Podobnie, jak ma się to z wilkami, których odstrzał niczemu nie pomaga a tylko niszczy struktury społeczne wewnątrz grupy, tak samo i polowania na niedźwiedzie, które łączą się z niszczeniem ich biotopu, degeneruje ich struktury społeczne i zwiększa tylko problemy, tworząc większą ilość niedźwiedzi-szkodników.

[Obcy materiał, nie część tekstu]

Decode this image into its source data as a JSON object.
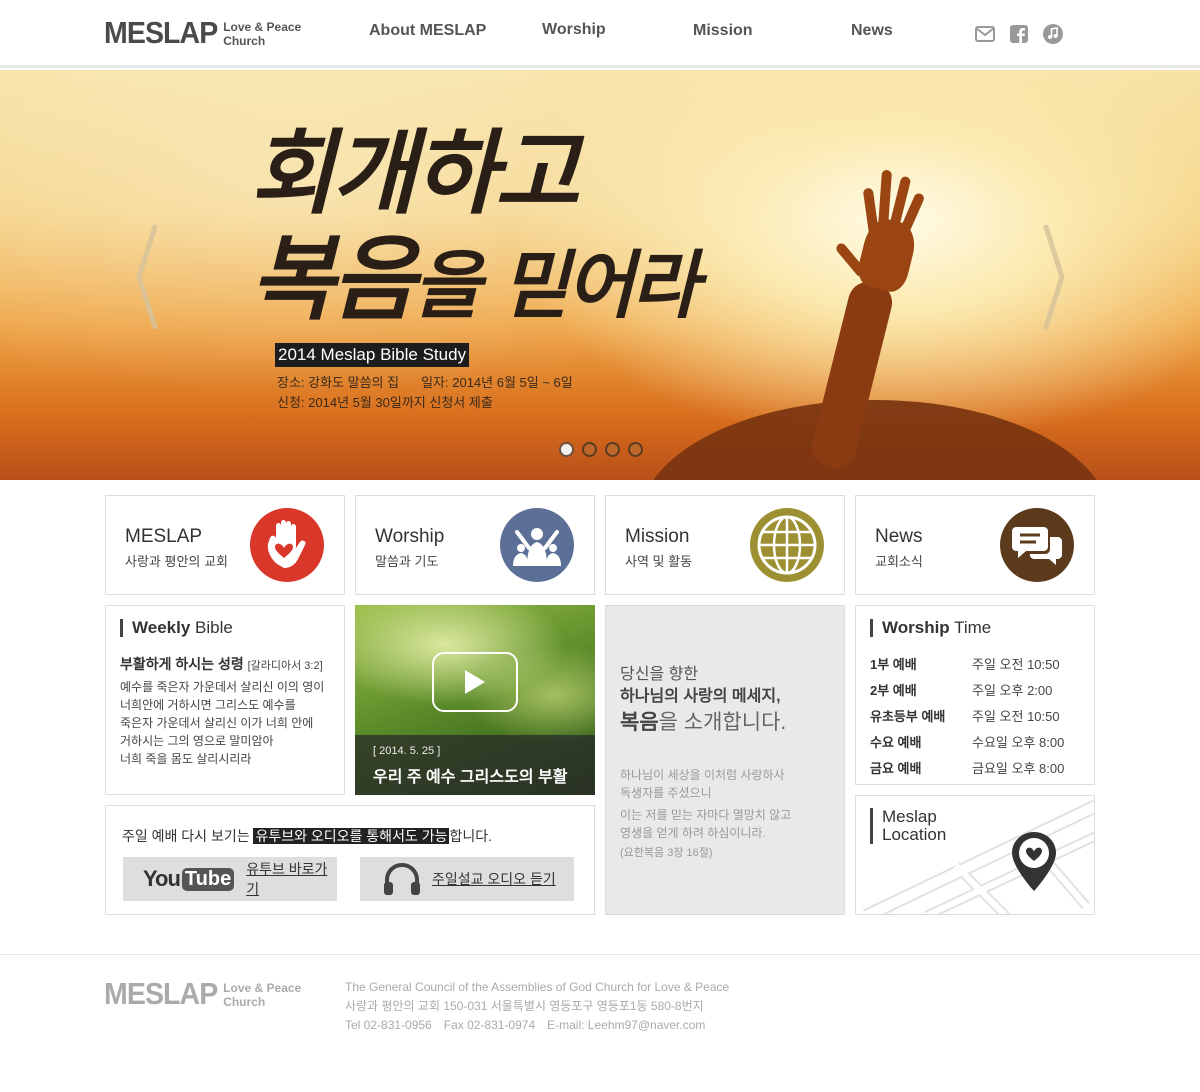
{
  "brand": {
    "name": "MESLAP",
    "sub1": "Love & Peace",
    "sub2": "Church"
  },
  "nav": [
    {
      "label": "About MESLAP"
    },
    {
      "label": "Worship"
    },
    {
      "label": "Mission"
    },
    {
      "label": "News"
    }
  ],
  "header_icons": [
    "mail-icon",
    "facebook-icon",
    "music-icon"
  ],
  "hero": {
    "title_line1": "회개하고",
    "title_line2a": "복음",
    "title_line2b": "을 믿어라",
    "badge": "2014 Meslap Bible Study",
    "place": "장소: 강화도 말씀의 집",
    "date": "일자: 2014년 6월 5일 ~ 6일",
    "apply": "신청: 2014년 5월 30일까지 신청서 제출",
    "slide_count": 4,
    "active_slide": 1
  },
  "tiles": [
    {
      "title": "MESLAP",
      "sub": "사랑과 평안의 교회",
      "icon": "hand-heart-icon",
      "color": "#d9372a"
    },
    {
      "title": "Worship",
      "sub": "말씀과 기도",
      "icon": "worship-people-icon",
      "color": "#5b6f97"
    },
    {
      "title": "Mission",
      "sub": "사역 및 활동",
      "icon": "globe-icon",
      "color": "#9c9032"
    },
    {
      "title": "News",
      "sub": "교회소식",
      "icon": "chat-bubbles-icon",
      "color": "#5c3a1c"
    }
  ],
  "weekly_bible": {
    "heading_bold": "Weekly",
    "heading_rest": " Bible",
    "verse_title": "부활하게 하시는 성령",
    "verse_ref": "[갈라디아서 3:2]",
    "lines": [
      "예수를 죽은자 가운데서 살리신 이의 영이",
      "너희안에 거하시면 그리스도 예수를",
      "죽은자 가운데서 살리신 이가 너희 안에",
      "거하시는 그의 영으로 말미암아",
      "너희 죽을 몸도 살리시리라"
    ]
  },
  "video": {
    "date": "[ 2014. 5. 25 ]",
    "title": "우리 주 예수 그리스도의 부활"
  },
  "message": {
    "line1": "당신을 향한",
    "line2": "하나님의 사랑의 메세지,",
    "line3_bold": "복음",
    "line3_rest": "을 소개합니다.",
    "para1": [
      "하나님이 세상을 이처럼 사랑하사",
      "독생자를 주셨으니"
    ],
    "para2": [
      "이는 저를 믿는 자마다 멸망치 않고",
      "영생을 얻게 하려 하심이니라."
    ],
    "ref": "(요한복음 3장 16절)"
  },
  "worship_time": {
    "heading_bold": "Worship",
    "heading_rest": " Time",
    "rows": [
      {
        "name": "1부 예배",
        "time": "주일 오전 10:50"
      },
      {
        "name": "2부 예배",
        "time": "주일 오후 2:00"
      },
      {
        "name": "유초등부 예배",
        "time": "주일 오전 10:50"
      },
      {
        "name": "수요 예배",
        "time": "수요일 오후 8:00"
      },
      {
        "name": "금요 예배",
        "time": "금요일 오후 8:00"
      }
    ]
  },
  "replay": {
    "text_before": "주일 예배 다시 보기는 ",
    "text_highlight": "유투브와 오디오를 통해서도 가능",
    "text_after": "합니다.",
    "youtube_logo_you": "You",
    "youtube_logo_tube": "Tube",
    "youtube_label": "유투브 바로가기",
    "audio_label": "주일설교 오디오 듣기"
  },
  "location": {
    "line1": "Meslap",
    "line2": "Location"
  },
  "footer": {
    "line1": "The General Council of the Assemblies of God Church for Love & Peace",
    "line2": "사랑과 평안의 교회 150-031 서울특별시 영등포구 영등포1동 580-8번지",
    "tel": "Tel 02-831-0956",
    "fax": "Fax 02-831-0974",
    "email": "E-mail: Leehm97@naver.com"
  }
}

Przy czym ani w sprawie wilków, ani niedźwiedzi nikt nie przeprowadził odpowiednich badań a powołuje się tylko na „prawdy” głoszone przez myśliwych.

Oba gatunki drapieżników są objęte Konwencją Berneńską i są chronione (pomimo tego, w ubiegłym roku myśliwi zastrzelili na Słowacji 112 wilków, ilość równą ich całemu rocznemu przyrostowi!).

Prosimy wszystkich przyjaciół wilków i niedźwiedzi, przyjaciół harmonii w przyrodzie, piszcie listy do ministerstwa środowiska i żądajcie zakazu tzw. regulacji pogłowia niedźwiedzi (chodzi o niedźwiedzie, które nie wyrządzają żadnych szkód) i domagajcie się całorocznej ochrony wilka. Domagajcie się też podania nazwisk myśliwych polujących na niedźwiedzie i wilki wraz z sumami pieniędzy, jakie musieli zapłacić za prawo do odstrzału.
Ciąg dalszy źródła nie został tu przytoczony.